Маленький пудель Патрик к лету обкорнан коротко-коротко, за исключением шапочки на голове, и напоминает неведомо что: длиннолапый, нескладный, с закручивающимся к позвоночнику тугим, внезапно лохматым хвостом.
- А что это у вас за порода? - интересуются встречные.
Пудель, говорю.
Лица у спрашивающих меняются. Самые деликатные просто сочувственно поджимают губы и скорбно кивают. Более прямолинейные так честно и говорят:
- Господи, страшненький-то какой!
Или:
- Ой, а почему такой длинный? Бракованный, да?
Или:
- Бееееедненький! (абсолютно точно попадая в жалостливую интонацию Захаровой).
А это, говорю, дворняжка! Метис пуделя.
Люди расплываются в улыбках.
- Какой хорошенький!
- Прелесть!
- Ножки-то какие длинные!
- Пудели - они ужасно умные!
И собрав комплименты нашей стати и потенциальному интеллекту, мы с довольным Патриком идем дальше.

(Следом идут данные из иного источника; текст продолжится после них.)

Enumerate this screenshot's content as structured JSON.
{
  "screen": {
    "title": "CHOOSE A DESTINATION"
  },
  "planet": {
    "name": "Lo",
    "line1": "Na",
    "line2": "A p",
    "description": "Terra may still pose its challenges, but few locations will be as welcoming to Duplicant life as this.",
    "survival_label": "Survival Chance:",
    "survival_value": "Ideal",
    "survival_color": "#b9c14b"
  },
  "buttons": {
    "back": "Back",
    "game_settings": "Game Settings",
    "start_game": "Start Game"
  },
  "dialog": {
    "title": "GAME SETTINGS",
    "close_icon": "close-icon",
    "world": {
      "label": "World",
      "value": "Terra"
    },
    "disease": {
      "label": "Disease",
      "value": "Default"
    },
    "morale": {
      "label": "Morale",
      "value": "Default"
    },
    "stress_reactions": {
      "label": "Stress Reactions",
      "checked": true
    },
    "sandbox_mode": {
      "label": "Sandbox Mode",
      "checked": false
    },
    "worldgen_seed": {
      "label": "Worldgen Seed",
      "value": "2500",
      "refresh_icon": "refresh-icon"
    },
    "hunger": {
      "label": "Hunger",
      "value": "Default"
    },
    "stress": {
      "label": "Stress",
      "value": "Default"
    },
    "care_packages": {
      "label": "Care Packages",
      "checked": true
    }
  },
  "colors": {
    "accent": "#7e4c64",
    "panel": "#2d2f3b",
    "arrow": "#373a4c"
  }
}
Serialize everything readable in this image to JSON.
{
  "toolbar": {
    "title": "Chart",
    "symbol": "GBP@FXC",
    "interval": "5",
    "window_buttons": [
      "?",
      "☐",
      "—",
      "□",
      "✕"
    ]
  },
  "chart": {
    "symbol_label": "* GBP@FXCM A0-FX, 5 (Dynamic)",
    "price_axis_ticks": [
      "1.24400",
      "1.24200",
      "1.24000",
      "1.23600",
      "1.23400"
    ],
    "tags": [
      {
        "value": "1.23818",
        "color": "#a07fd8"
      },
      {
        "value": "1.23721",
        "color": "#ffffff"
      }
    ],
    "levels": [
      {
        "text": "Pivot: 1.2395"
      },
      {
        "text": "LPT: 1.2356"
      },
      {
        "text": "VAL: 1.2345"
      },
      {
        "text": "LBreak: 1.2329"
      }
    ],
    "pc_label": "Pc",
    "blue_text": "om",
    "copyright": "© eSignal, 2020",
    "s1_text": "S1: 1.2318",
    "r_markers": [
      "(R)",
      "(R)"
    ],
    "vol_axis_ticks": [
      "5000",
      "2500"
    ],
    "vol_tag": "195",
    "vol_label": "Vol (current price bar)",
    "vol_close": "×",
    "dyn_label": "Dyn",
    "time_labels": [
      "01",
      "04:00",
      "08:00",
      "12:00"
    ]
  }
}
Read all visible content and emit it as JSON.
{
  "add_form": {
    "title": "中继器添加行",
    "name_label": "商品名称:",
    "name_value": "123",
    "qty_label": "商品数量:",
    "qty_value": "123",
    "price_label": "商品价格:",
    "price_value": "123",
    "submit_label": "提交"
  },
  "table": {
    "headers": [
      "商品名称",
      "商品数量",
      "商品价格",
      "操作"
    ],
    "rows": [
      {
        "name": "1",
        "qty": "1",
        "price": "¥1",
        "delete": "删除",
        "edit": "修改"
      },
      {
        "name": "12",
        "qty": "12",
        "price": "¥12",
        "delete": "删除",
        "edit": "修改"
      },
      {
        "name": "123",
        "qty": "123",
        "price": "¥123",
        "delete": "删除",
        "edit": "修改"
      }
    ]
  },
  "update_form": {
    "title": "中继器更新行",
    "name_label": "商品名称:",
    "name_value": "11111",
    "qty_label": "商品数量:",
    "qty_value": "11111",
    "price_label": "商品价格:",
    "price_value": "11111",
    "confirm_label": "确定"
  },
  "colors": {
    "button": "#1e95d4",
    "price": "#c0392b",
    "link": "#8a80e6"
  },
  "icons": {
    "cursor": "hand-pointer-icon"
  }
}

Отчасти в связи с этим мне вспоминается, как моя матушка привела моего же ребенка в садик. В раздевалке на них долго смотрела чужая бабушка, представительная красивая женщина с щеками и перманентом, а потом строго спросила:
- Это ваша дочь?
- Внучка, - сказала матушка.
- Тощая какая! - пригвоздила чужая бабушка и поплыла прочь, спиной и затылком выражая неодобрение.
- Надо было говорить, что ничейная, во дворе подобрали, - сказала я матушке на днях, то есть много лет спустя.
- Облаять ее надо было по первое число! - неожиданно возразила моя тихая матушка. Подумала и присовокупила: - И укусить.